Interesting Reading, 6/8/20

Lots of people are writing lots of things about recent events, and it’s hard to navigate them now: ideas and articles fly back and forth and into my inbox. Sometimes, rather than leaning into the hot takes, it’s better to revisit classics that now seems more relevant than ever. So, for this instance in this series, I’ll start with James Baldwin’s “Letter from a Region in My Mind.”

Elsewhere, my old professor, Patrick Deneen, reviews Ross Douthat’s The Decadent Society. While I generally find Deneen’s application of entropy to human systems one of his weaker critiques of modernity, I found his point on Douthat’s belief in technological progress as the engine of history to be trenchant, and gets at the deeper reason of why I found the book’s conclusion so unsatisfying when I read it myself.

Want someone who’d agree with Deneen, contra Douthat, that we are certifiably in decline instead of decadence? Here’s George Packer at The Atlantic lamenting American institutional rot. The soothing messages from the top, an official quest for understanding, incremental legislation to address the underlying problems: none of this will happen in 2020, he argues, and we’re in for an interesting several months. The American crisis of authority may be complete.

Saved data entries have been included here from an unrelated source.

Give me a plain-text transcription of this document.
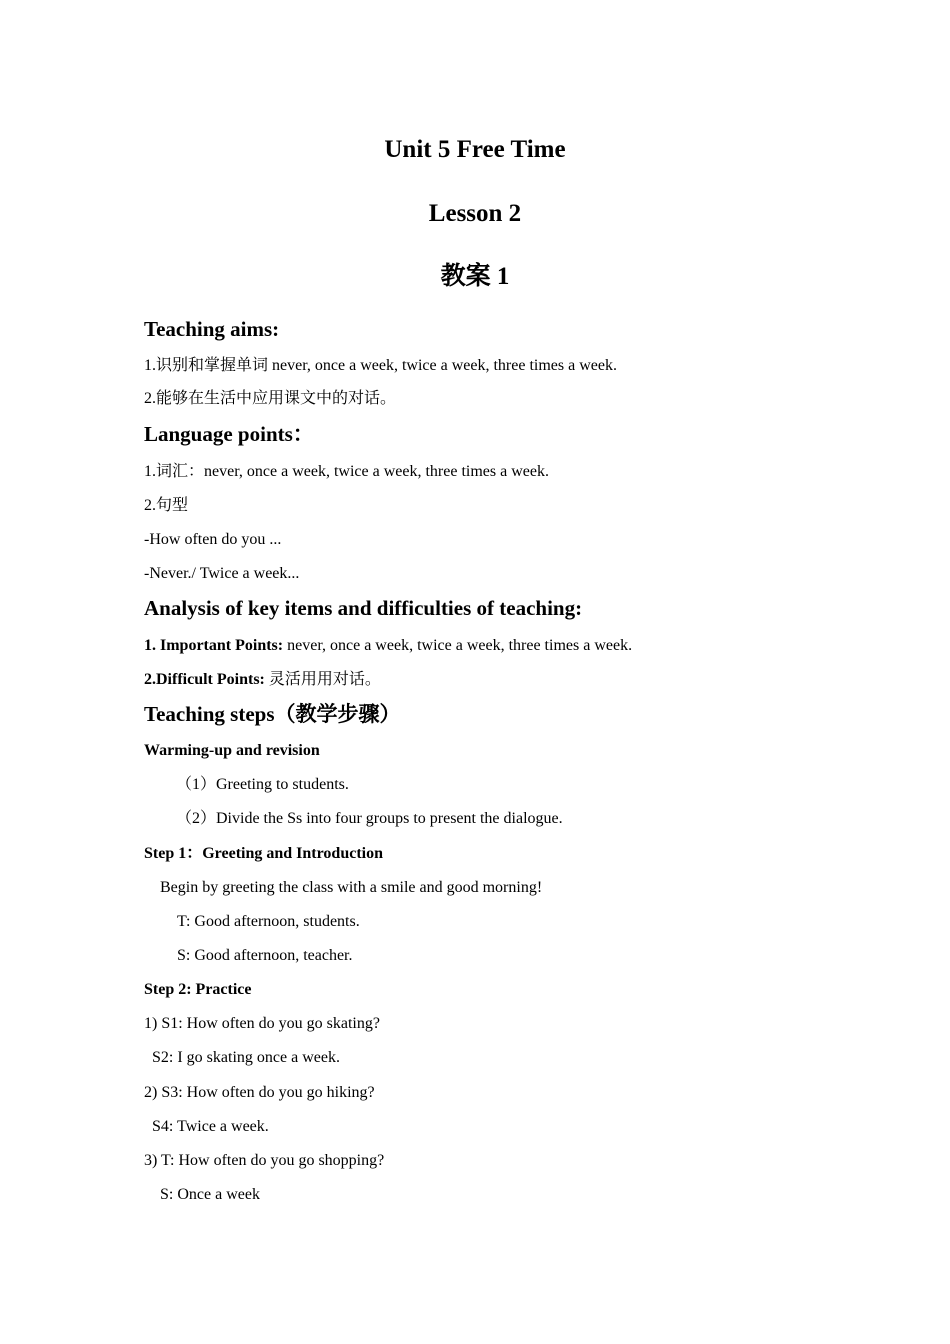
Unit 5 Free Time
Lesson 2
教案 1
Teaching aims:
1.识别和掌握单词 never, once a week, twice a week, three times a week.
2.能够在生活中应用课文中的对话。
Language points：
1.词汇：never, once a week, twice a week, three times a week.
2.句型
-How often do you ...
-Never./ Twice a week...
Analysis of key items and difficulties of teaching:
1. Important Points: never, once a week, twice a week, three times a week.
2.Difficult Points: 灵活用用对话。
Teaching steps（教学步骤）
Warming-up and revision
（1）Greeting to students.
（2）Divide the Ss into four groups to present the dialogue.
Step 1：Greeting and Introduction
Begin by greeting the class with a smile and good morning!
T: Good afternoon, students.
S: Good afternoon, teacher.
Step 2: Practice
1) S1: How often do you go skating?
S2: I go skating once a week.
2) S3: How often do you go hiking?
S4: Twice a week.
3) T: How often do you go shopping?
S: Once a week
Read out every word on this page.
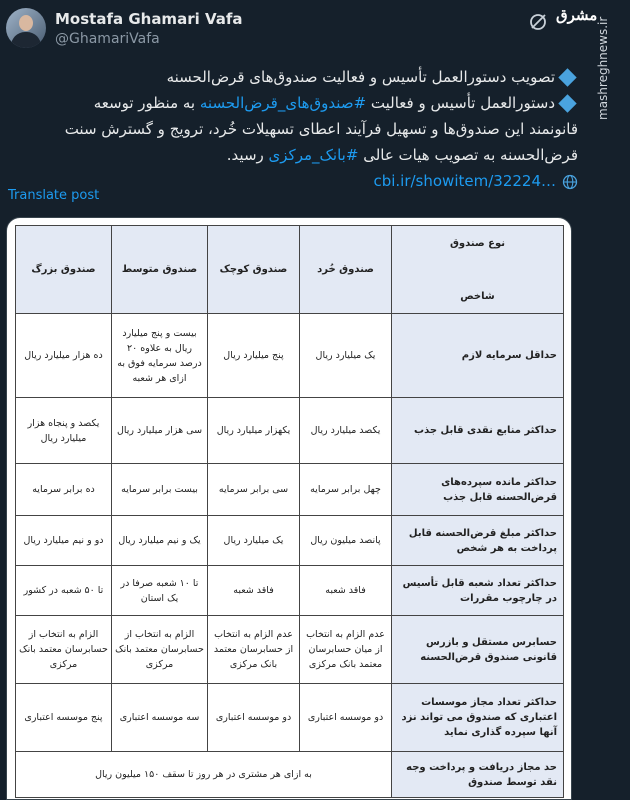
Mostafa Ghamari Vafa
@GhamariVafa
مشرق
mashreghnews.ir
تصویب دستورالعمل تأسیس و فعالیت صندوق‌های قرض‌الحسنه
دستورالعمل تأسیس و فعالیت #صندوق‌های_قرض‌الحسنه به منظور توسعه
قانونمند این صندوق‌ها و تسهیل فرآیند اعطای تسهیلات خُرد، ترویج و گسترش سنت
قرض‌الحسنه به تصویب هیات عالی #بانک_مرکزی رسید.
cbi.ir/showitem/32224…
Translate post
نوع صندوق
شاخص	صندوق خُرد	صندوق کوچک	صندوق متوسط	صندوق بزرگ
حداقل سرمایه لازم	یک میلیارد ریال	پنج میلیارد ریال	بیست و پنج میلیارد ریال به علاوه ۲۰ درصد سرمایه فوق به ازای هر شعبه	ده هزار میلیارد ریال
حداکثر منابع نقدی قابل جذب	یکصد میلیارد ریال	یکهزار میلیارد ریال	سی هزار میلیارد ریال	یکصد و پنجاه هزار میلیارد ریال
حداکثر مانده سپرده‌های قرض‌الحسنه قابل جذب	چهل برابر سرمایه	سی برابر سرمایه	بیست برابر سرمایه	ده برابر سرمایه
حداکثر مبلغ قرض‌الحسنه قابل پرداخت به هر شخص	پانصد میلیون ریال	یک میلیارد ریال	یک و نیم میلیارد ریال	دو و نیم میلیارد ریال
حداکثر تعداد شعبه قابل تأسیس در چارچوب مقررات	فاقد شعبه	فاقد شعبه	تا ۱۰ شعبه صرفا در یک استان	تا ۵۰ شعبه در کشور
حسابرس مستقل و بازرس قانونی صندوق قرض‌الحسنه	عدم الزام به انتخاب از میان حسابرسان معتمد بانک مرکزی	عدم الزام به انتخاب از حسابرسان معتمد بانک مرکزی	الزام به انتخاب از حسابرسان معتمد بانک مرکزی	الزام به انتخاب از حسابرسان معتمد بانک مرکزی
حداکثر تعداد مجاز موسسات اعتباری که صندوق می تواند نزد آنها سپرده گذاری نماید	دو موسسه اعتباری	دو موسسه اعتباری	سه موسسه اعتباری	پنج موسسه اعتباری
حد مجاز دریافت و پرداخت وجه نقد توسط صندوق	به ازای هر مشتری در هر روز تا سقف ۱۵۰ میلیون ریال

Leaving our protest-filled streets for our still-shuttered academy, the Hannah Arendt Center’s Samantha Hill speaks to the importance of physical campuses for the college experience. The loss of that experience would be a dire consequence of coronavirus: students need spaces that provide a level playing field and allow them to escape the comforts or challenges of where they come from as much as possible. While colleges cannot truly equalize the experiences of their students, they can push in that direction, and in doing so they create opportunities for movement across boundaries and give everyone there some freedom to think. May students continue to have that experience—and as many of them as possible.

Let’s stay in the world of letters before we close out; it’s good for the soul. In the New York Times, A. O. Scott mounts a defense of Wallace Stegner, a great American author whose work, much lauded on this blog (here, here, and here, for starters), doesn’t receive a ton of widespread recognition today. Stegner’s sensibilities are both those of a child of the frontier and a committed communitarian, a founder of a great literary dynasty as a Stanford academic and a man committed to the wilds of the West that formed him. Few writers have as much to say about the American experience as Wallace Stegner.